🤖 AI Summary
This study investigates the computational complexity of determining the minimum distance of regular LDPC codes. Focusing on left-regular (with variable-node degree $J \geq 3$) and bi-regular ($J, K \geq 3$) Tanner graph structures, the authors establish—through a novel reduction framework that preserves both node degrees and codeword structure—that the minimum distance problem is NP-complete and W[1]-complete under these regularity constraints. This framework leverages degree-preserving transformations, including hyperedge decomposition, check-node splitting, and controlled variable replication. The results rigorously characterize the parameterized intractability of exactly computing the minimum distance for any regular LDPC code family with fixed degrees at least three, thereby delineating fundamental theoretical limits on its exact solvability.
📝 Abstract
The minimum distance problem (MDP) for low-density parity-check (LDPC) codes is a central problem in coding theory and is closely related to the analysis of low-weight codewords and error-floor behavior.
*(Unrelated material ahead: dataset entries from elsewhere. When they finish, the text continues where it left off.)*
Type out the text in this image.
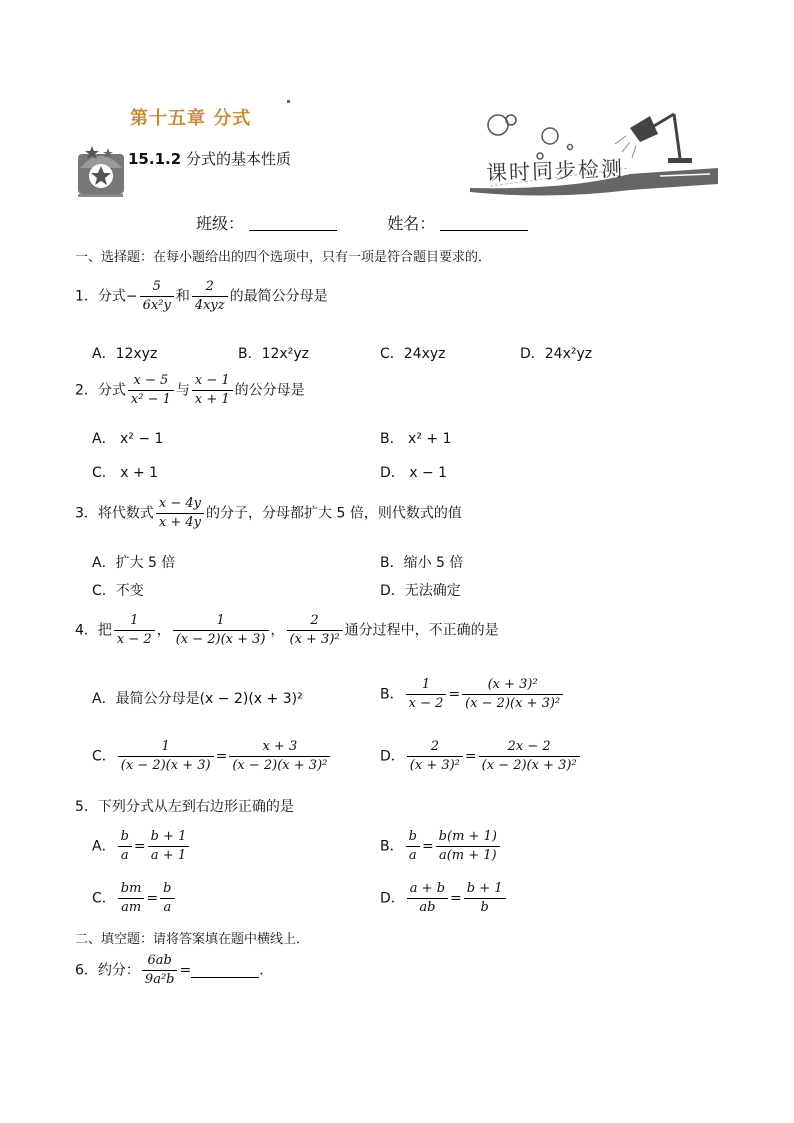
第十五章 分式
15.1.2 分式的基本性质	课时同步检测
班级：	姓名：
一、选择题：在每小题给出的四个选项中，只有一项是符合题目要求的．
1．分式− $\frac{5}{\text{6x²y}}$ 和 $\frac{2}{\text{4xyz}}$ 的最简公分母是
A．12xyz	B．12x²yz	C．24xyz	D．24x²yz
2．分式 $\frac{x - 5}{\text{x² − 1}}$ 与 $\frac{x - 1}{x + 1}$ 的公分母是
A． x² − 1	B． x² + 1
C． x + 1	D． x − 1
3．将代数式 $\frac{x - 4y}{x + 4y}$ 的分子，分母都扩大 5 倍，则代数式的值
A．扩大 5 倍	B．缩小 5 倍
C．不变	D．无法确定
4．把 $\frac{1}{x - 2}$ ， $\frac{1}{(x - 2)(x + 3)}$ ， $\frac{2}{\text{(x + 3)²}}$ 通分过程中，不正确的是
A．最简公分母是(x − 2)(x + 3)²	B． $\frac{1}{x - 2} = \frac{\text{(x + 3)²}}{\text{(x − 2)(x + 3)²}}$
C． $\frac{1}{(x - 2)(x + 3)} = \frac{x + 3}{\text{(x − 2)(x + 3)²}}$	D． $\frac{2}{\text{(x + 3)²}} = \frac{2x - 2}{\text{(x − 2)(x + 3)²}}$
5．下列分式从左到右边形正确的是
A． $\frac{b}{a} = \frac{b + 1}{a + 1}$	B． $\frac{b}{a} = \frac{b(m + 1)}{a(m + 1)}$
C． $\frac{bm}{am} = \frac{b}{a}$	D． $\frac{a + b}{ab} = \frac{b + 1}{b}$
二、填空题：请将答案填在题中横线上．
6．约分： $\frac{6ab}{\text{9a²b}}$ =	．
Although the unrestricted MDP is computationally intractable, its complexity under degree constraints that commonly occur in LDPC code design has remained less clear. In this paper, we study the MDP for left regular and biregular Tanner graphs. We prove that the problem is $\mathrm{NP}$-complete and $\mathrm{W}[1]$-complete for $J$-left regular Tanner graphs for every fixed $J\geq 3$, and also for $(3,3)$-regular bipartite graphs. We further establish $\mathrm{W}[1]$-completeness for $(J,K)$-regular instances for every fixed $J,K\geq 3$. The reductions are based on a degree-preserving transformation framework consisting of hyperedge decomposition, check node splitting, and controlled variable replication. These transformations transfer hardness between different degree distributions while preserving explicit bijections among nonzero codewords, even covers, and nonempty $(a,0)$-trapping sets. The results delineate the computational limits of exact LDPC code analysis under natural regularity constraints.